Dans le dernier discours de sa vie, prononcé le 25 juillet 1914 à Lyon, cinq jours avant d’être assassiné, Jean Jaurès y croyait encore et disait : « J’espère encore, malgré tout, qu’en raison de l’énormité du désastre dont nous sommes menacés, à la dernière minute, les gouvernements se ressaisiront et que nous n’aurons pas à frémir d’horreur à la pensée du cataclysme qu’entraînerait aujourd’hui pour les hommes une guerre européenne. »

Ne tuez pas une seconde fois Jaurès ! (Exclamations sur les bancs du groupe RE.) Comme lui, nous appelons le Gouvernement à se ressaisir. Voilà pourquoi notre groupe votera à l’unanimité contre cet accord qui nous engage pour dix ans, avec des objectifs imprécis et en des termes flous. Cet accord ne trace aucune ligne rouge ni aucune perspective de paix, et participe à l’escalade militaire.

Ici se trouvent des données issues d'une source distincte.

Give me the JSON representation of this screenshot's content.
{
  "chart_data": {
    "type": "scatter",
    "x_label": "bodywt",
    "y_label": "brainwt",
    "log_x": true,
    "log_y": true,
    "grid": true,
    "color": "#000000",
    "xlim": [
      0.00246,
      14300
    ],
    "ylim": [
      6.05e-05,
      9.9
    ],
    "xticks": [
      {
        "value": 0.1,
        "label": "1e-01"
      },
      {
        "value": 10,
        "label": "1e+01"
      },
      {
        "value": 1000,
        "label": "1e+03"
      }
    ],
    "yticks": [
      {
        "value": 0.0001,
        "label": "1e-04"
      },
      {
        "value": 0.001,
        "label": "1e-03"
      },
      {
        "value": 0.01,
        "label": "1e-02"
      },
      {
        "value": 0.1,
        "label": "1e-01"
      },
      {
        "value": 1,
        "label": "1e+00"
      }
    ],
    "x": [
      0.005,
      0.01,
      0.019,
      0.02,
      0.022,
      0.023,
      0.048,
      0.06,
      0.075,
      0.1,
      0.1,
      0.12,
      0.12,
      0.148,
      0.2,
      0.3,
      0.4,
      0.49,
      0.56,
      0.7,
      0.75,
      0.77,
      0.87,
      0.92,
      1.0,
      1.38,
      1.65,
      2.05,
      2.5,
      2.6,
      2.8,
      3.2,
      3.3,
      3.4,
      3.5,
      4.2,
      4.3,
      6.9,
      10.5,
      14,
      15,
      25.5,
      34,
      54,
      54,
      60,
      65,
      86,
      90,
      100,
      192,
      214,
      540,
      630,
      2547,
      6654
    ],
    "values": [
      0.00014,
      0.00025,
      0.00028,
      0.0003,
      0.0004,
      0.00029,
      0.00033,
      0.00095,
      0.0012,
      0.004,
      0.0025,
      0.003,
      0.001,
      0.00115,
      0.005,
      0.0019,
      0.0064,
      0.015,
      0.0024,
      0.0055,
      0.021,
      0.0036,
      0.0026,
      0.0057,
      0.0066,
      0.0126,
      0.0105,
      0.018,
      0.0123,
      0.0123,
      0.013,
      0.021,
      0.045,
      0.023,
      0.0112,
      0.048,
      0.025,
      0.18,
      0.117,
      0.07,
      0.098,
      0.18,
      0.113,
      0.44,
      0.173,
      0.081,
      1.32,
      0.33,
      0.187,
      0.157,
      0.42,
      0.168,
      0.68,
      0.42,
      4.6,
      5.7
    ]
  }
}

Le vote d’aujourd’hui s’inscrira dans l’histoire, car il peut précipiter notre pays dans la guerre. Encore une fois, malheureusement, une grande majorité de députés s’apprêtent à voter pour une telle déclaration, un tel accord, un tel traité alors qu’une grande majorité de Français sont contre. (Applaudissements sur les bancs du groupe GDR-NUPES.)

Encore une fois, les députés du groupe communiste, fidèles à leurs convictions, seront ceux qui voteront contre la guerre et pour la paix, pour une solution politique, pour une solution diplomatique, comme ils l’ont toujours fait dans l’histoire de notre pays. Encore une fois, nous serons fidèles à nos convictions et nous resterons aux côtés des Français qui ne souhaitent pas entrer en guerre contre la Russie. (Applaudissements sur les bancs du groupe GDR-NUPES et sur quelques bancs du groupe LFI-NUPES.)